Ahli Komunikasi Urai Efek Penunjukan Dokter Reisa

0
261
Ahli Komunikasi Urai Efek Penunjukan Dokter ReisaAnggota Tim Komunikasi Publik Gugus Tugas Percepatan Penanganan COVID-19 Reisa Broto Asmoro di Gedung Graha BNPB, Jakarta, Jumat (12/6/2020). (ANTARA FOTO/GALIH PRADIPTA)

LENSAPANDAWA.COM – Pengamat budaya dan komunikasi digital dari Universitas Indonesia, Firman Kurniawan, mengatakan, penunjukan Dokter Reisa Broto Asmoro ke tim komunikasi publik Gugus Tugas Covid-19 merupakan upaya pemerintah mendekatkan diri kepada masyarakat.

Firman menjelaskan pemerintah berharap melalui Reisa yang merupakan dokter influencer, dapat tercipta dialog ‘tak berjarak’ dengan khalayak.

Reisa diperkenalkan sebagai tim komunikasi gugus tugas pada 8 Juni. Dia secara bergantian dengan juru bicara gugus tugas, Yurianto, akan menyampaikan informasi harian terkait penanganan Covid-19 di dalam negeri.

“Strategi pemerintah menambah juru bicara baru, nampak sepintas memperhatikan itu [menciptakan dialog tak berjarak]. Reisa yang dokter dan influencer diharapkan menguasai pesan yang disampaikan dan sebagai influencer mampu membaca karakteristik khalayak yang dihadapinya,” kata Firman saat dihubungi CNNIndonesia.com, Jumat (12/6).

Firman mengatakan juru bicara harus mampu persoalan yang disampaikan, selain itu juga mampu membaca karakteristik sasaran pesan yang diwakili oleh media sehingga pesan dapat diterima secara utuh.
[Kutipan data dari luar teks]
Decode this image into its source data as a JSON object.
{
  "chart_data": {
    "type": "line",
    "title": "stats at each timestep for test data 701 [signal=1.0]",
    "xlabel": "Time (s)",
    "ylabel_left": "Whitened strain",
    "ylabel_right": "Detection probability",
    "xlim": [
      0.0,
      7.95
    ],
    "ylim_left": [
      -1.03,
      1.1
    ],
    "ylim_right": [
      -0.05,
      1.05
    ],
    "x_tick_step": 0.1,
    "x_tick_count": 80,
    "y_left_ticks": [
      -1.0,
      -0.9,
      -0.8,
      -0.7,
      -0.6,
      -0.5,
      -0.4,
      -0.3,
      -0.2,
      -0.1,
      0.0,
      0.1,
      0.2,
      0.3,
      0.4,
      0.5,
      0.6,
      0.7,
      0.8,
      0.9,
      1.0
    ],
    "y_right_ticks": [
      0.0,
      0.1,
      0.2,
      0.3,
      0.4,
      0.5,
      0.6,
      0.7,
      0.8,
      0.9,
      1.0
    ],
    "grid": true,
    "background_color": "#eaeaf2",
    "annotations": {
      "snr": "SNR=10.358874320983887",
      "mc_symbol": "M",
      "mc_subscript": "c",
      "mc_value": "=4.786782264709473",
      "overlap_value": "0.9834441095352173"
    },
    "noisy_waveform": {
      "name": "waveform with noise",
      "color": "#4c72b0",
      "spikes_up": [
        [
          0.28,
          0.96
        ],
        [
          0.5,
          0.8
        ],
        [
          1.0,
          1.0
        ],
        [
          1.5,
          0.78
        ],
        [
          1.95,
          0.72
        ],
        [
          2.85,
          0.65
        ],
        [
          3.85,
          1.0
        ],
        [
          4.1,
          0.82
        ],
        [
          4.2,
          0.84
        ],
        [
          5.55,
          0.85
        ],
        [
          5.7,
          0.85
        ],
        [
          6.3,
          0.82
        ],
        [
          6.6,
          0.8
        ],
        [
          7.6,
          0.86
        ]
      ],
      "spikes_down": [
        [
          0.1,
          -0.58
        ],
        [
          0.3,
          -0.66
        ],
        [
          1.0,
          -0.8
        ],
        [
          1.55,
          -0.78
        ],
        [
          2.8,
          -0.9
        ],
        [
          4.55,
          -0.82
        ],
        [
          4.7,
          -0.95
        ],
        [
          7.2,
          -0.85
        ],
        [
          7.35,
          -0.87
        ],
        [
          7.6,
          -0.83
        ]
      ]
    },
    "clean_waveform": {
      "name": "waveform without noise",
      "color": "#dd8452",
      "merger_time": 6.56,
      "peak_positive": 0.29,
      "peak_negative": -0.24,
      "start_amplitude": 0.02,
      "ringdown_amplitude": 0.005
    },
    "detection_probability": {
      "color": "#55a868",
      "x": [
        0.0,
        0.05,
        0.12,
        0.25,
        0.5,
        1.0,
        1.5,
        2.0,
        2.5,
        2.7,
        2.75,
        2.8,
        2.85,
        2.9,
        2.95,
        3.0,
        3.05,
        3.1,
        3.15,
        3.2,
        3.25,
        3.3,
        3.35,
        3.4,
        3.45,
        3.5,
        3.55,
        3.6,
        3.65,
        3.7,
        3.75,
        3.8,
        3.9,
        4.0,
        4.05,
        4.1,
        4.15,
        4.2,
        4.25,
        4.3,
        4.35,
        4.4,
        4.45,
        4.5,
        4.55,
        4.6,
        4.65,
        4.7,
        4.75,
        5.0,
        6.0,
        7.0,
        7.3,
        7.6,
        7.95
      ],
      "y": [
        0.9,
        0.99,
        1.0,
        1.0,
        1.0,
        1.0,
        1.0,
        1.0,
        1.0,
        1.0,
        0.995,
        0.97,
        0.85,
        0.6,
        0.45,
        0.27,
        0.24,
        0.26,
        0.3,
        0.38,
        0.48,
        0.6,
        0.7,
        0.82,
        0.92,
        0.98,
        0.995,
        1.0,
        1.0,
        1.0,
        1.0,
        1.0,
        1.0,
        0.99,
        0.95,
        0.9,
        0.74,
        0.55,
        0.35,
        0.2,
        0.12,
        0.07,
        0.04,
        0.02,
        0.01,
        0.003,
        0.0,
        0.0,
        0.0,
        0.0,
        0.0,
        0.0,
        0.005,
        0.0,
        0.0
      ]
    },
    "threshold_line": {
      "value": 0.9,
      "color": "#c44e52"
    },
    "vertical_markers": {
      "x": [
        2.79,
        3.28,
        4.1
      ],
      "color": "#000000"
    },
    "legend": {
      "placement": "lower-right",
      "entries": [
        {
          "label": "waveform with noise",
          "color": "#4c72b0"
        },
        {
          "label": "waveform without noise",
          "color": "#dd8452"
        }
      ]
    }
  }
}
Lebih lanjut, Firman mengatakan juru bicara juga memiliki atribut-atribut tambahan, yaitu berpenampilan menarik, cara berbicara yang menyenangkan, atau latar belakang yang unik. Namun kata dia yang utama adalah mampu menciptakan dialog tak berjarak dengan khalayaknya.

“Persoalannya, berpatokan pada indikator-indikator tertentu, seperti dokter yang influencer dan lain-lain belum memastikan terciptanya dialog antara pemerintah dengan sasaran komunikasi,” kata Firman.

Bagi Firman, dialog perlu ditekankan mengingat masyarakat selalu bergerak berdasar persepsi yang berkembang di pikirannya dalam mencerna pesan.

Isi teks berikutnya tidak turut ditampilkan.